London, May 14 : If reports are to be believed, the seismic code for Sichuan, the south-western Chinese province where a devastating earthquake stuck on May 12, substantially underestimated the strength of the quake.
The earthquake, which killed about 10,000 people, measured 7.9 on the Richter Scale.
According to a report in New Scientist, China's earthquake regulations class the south-western Chinese province as equivalent to a 7 on the Mercalli intensity scale, which uses historical information to assess risk of damage from earthquakes.

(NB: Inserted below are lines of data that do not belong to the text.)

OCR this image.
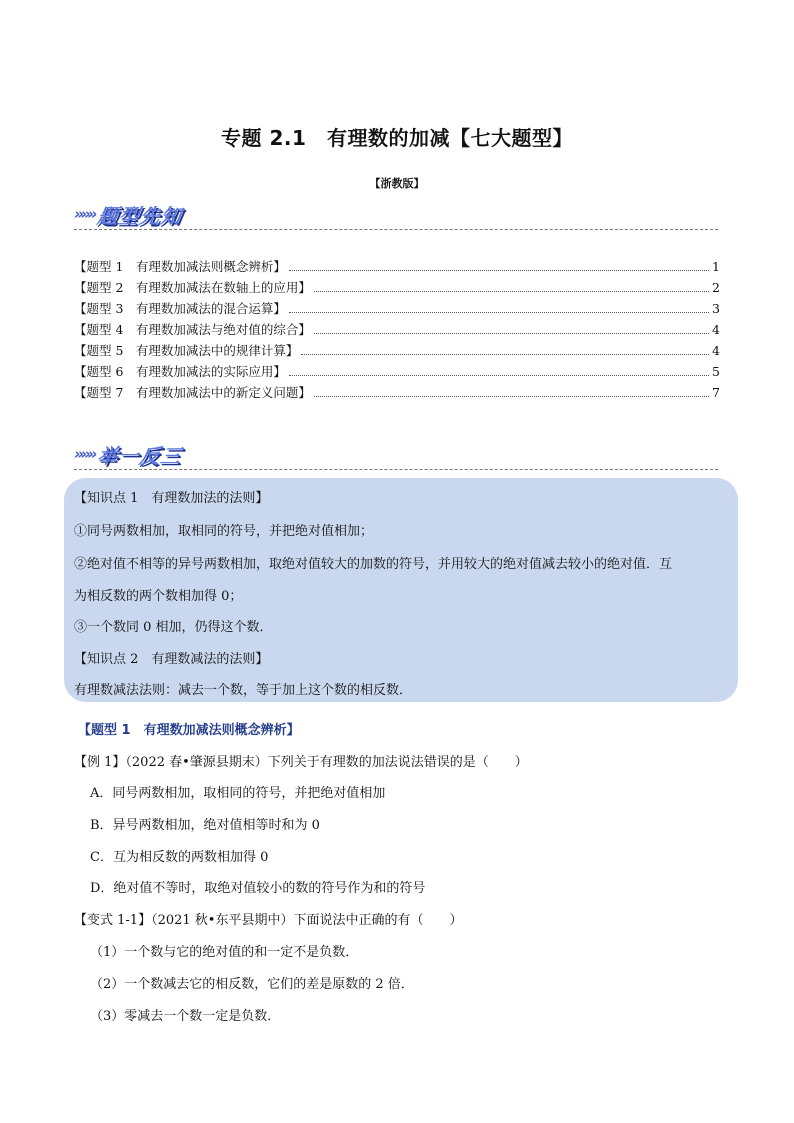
专题 2.1　有理数的加减【七大题型】
【浙教版】
»»» 题型先知
【题型 1　有理数加减法则概念辨析】	1
【题型 2　有理数加减法在数轴上的应用】	2
【题型 3　有理数加减法的混合运算】	3
【题型 4　有理数加减法与绝对值的综合】	4
【题型 5　有理数加减法中的规律计算】	4
【题型 6　有理数加减法的实际应用】	5
【题型 7　有理数加减法中的新定义问题】	7
»»» 举一反三
【知识点 1　有理数加法的法则】
①同号两数相加，取相同的符号，并把绝对值相加；
②绝对值不相等的异号两数相加，取绝对值较大的加数的符号，并用较大的绝对值减去较小的绝对值．互
为相反数的两个数相加得 0；
③一个数同 0 相加，仍得这个数．
【知识点 2　有理数减法的法则】
有理数减法法则：减去一个数，等于加上这个数的相反数．
【题型 1　有理数加减法则概念辨析】
【例 1】（2022 春•肇源县期末）下列关于有理数的加法说法错误的是（　　）
A．同号两数相加，取相同的符号，并把绝对值相加
B．异号两数相加，绝对值相等时和为 0
C．互为相反数的两数相加得 0
D．绝对值不等时，取绝对值较小的数的符号作为和的符号
【变式 1-1】（2021 秋•东平县期中）下面说法中正确的有（　　）
（1）一个数与它的绝对值的和一定不是负数．
（2）一个数减去它的相反数，它们的差是原数的 2 倍．
（3）零减去一个数一定是负数．
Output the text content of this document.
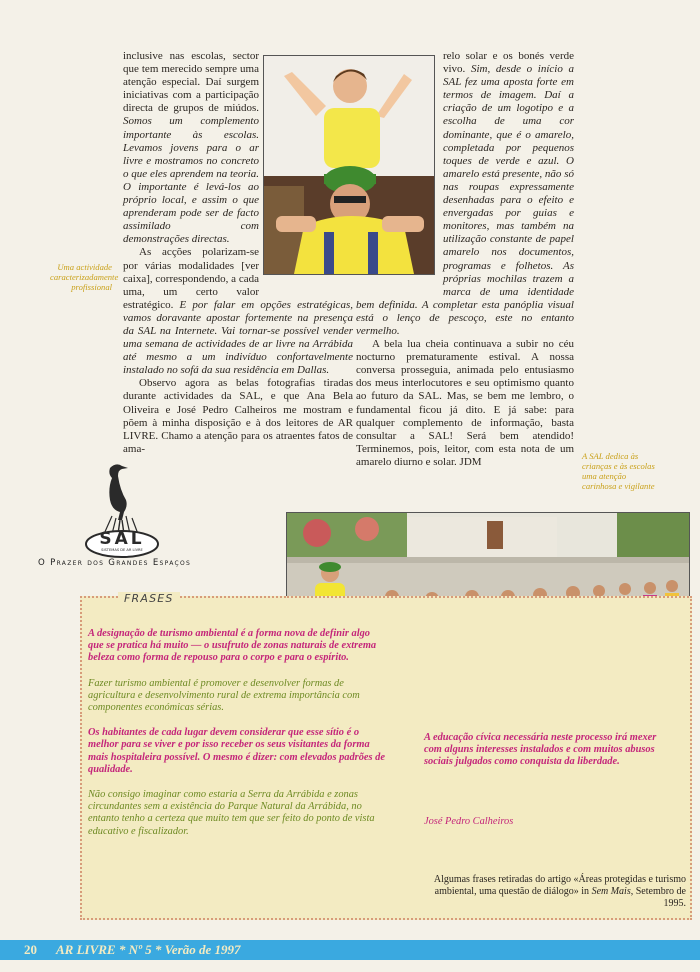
inclusive nas escolas, sector que tem merecido sempre uma atenção especial. Daí surgem iniciativas com a participação directa de grupos de miúdos. Somos um complemento importante às escolas. Levamos jovens para o ar livre e mostramos no concreto o que eles aprendem na teoria. O importante é levá-los ao próprio local, e assim o que aprenderam pode ser de facto assimilado com demonstrações directas.

As acções polarizam-se por várias modalidades [ver caixa], correspondendo, a cada uma, um certo valor estratégico. E por falar em opções estratégicas, vamos doravante apostar fortemente na presença da SAL na Internete. Vai tornar-se possível vender uma semana de actividades de ar livre na Arrábida até mesmo a um indivíduo confortavelmente instalado no sofá da sua residência em Dallas.

Observo agora as belas fotografias tiradas durante actividades da SAL, e que Ana Bela Oliveira e José Pedro Calheiros me mostram e põem à minha disposição e à dos leitores de AR LIVRE. Chamo a atenção para os atraentes fatos de ama-

relo solar e os bonés verde vivo. Sim, desde o início a SAL fez uma aposta forte em termos de imagem. Daí a criação de um logotipo e a escolha de uma cor dominante, que é o amarelo, completada por pequenos toques de verde e azul. O amarelo está presente, não só nas roupas expressamente desenhadas para o efeito e envergadas por guias e monitores, mas também na utilização constante de papel amarelo nos documentos, programas e folhetos. As próprias mochilas trazem a marca de uma identidade bem definida. A completar esta panóplia visual está o lenço de pescoço, este no entanto vermelho.

A bela lua cheia continuava a subir no céu nocturno prematuramente estival. A nossa conversa prosseguia, animada pelo entusiasmo dos meus interlocutores e seu optimismo quanto ao futuro da SAL. Mas, se bem me lembro, o fundamental ficou já dito. E já sabe: para qualquer complemento de informação, basta consultar a SAL! Será bem atendido! Terminemos, pois, leitor, com esta nota de um amarelo diurno e solar. JDM

Uma actividade caracterizadamente profissional
A SAL dedica às crianças e às escolas uma atenção carinhosa e vigilante
SAL
SISTEMAS DE AR LIVRE
O Prazer dos Grandes Espaços
FRASES
A designação de turismo ambiental é a forma nova de definir algo que se pratica há muito — o usufruto de zonas naturais de extrema beleza como forma de repouso para o corpo e para o espírito.
Fazer turismo ambiental é promover e desenvolver formas de agricultura e desenvolvimento rural de extrema importância com componentes económicas sérias.
Os habitantes de cada lugar devem considerar que esse sítio é o melhor para se viver e por isso receber os seus visitantes da forma mais hospitaleira possível. O mesmo é dizer: com elevados padrões de qualidade.
Não consigo imaginar como estaria a Serra da Arrábida e zonas circundantes sem a existência do Parque Natural da Arrábida, no entanto tenho a certeza que muito tem que ser feito do ponto de vista educativo e fiscalizador.
A educação cívica necessária neste processo irá mexer com alguns interesses instalados e com muitos abusos sociais julgados como conquista da liberdade.
José Pedro Calheiros
Algumas frases retiradas do artigo «Áreas protegidas e turismo ambiental, uma questão de diálogo» in Sem Mais, Setembro de 1995.
20 AR LIVRE * Nº 5 * Verão de 1997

Intensity 7 on the scale means that there is a 10% risk of an earthquake occurring once in 50 years that will be powerful enough to make it difficult for a person to stand up, but cause only negligible damage to well-constructed buildings.
But, the May 12 quake would be classified on the Mercalli scale as a 10 or 11.
"The seismic code for the area substantially underestimated the earthquake strength," according to Hong Hao, a civil engineer at the University of Western Australia in Perth.
Buildings in Sichuan, China, were constructed to withstand an earthquake roughly one-fifth as powerful as the one that hit the region on May 12.
It's unlikely that the existing building regulations, which would require buildings to be reinforced, were always followed, particularly in the countryside where people cannot afford to follow the regulations," according to Hao.
The devastation caused by the Sichuan earthquake raises questions about whether the accepted level of risk is too high.
"All around the world, buildings are designed to withstand ground motion that has a greater than 10% risk of occurring in 50 years," said Kevin McCue, director of the Australian Seismological Centre in Canberra. "That's considered too high a risk for dams and nuclear reactors," he added.
The Sichuan area is not new to big earthquakes.
In 1933, a 7.5-magnitude quake hit the area, destroying the town of Diexi and surrounding villages, and killing over 9000 people. In 1976, a 7.6-magnitude earthquake hit Tangshan, in the northeastern province of Hebei, killing about 240,000 people.
The Sichuan quake is believed to have killed at least 10,000 people, with 80% of the buildings collapsing.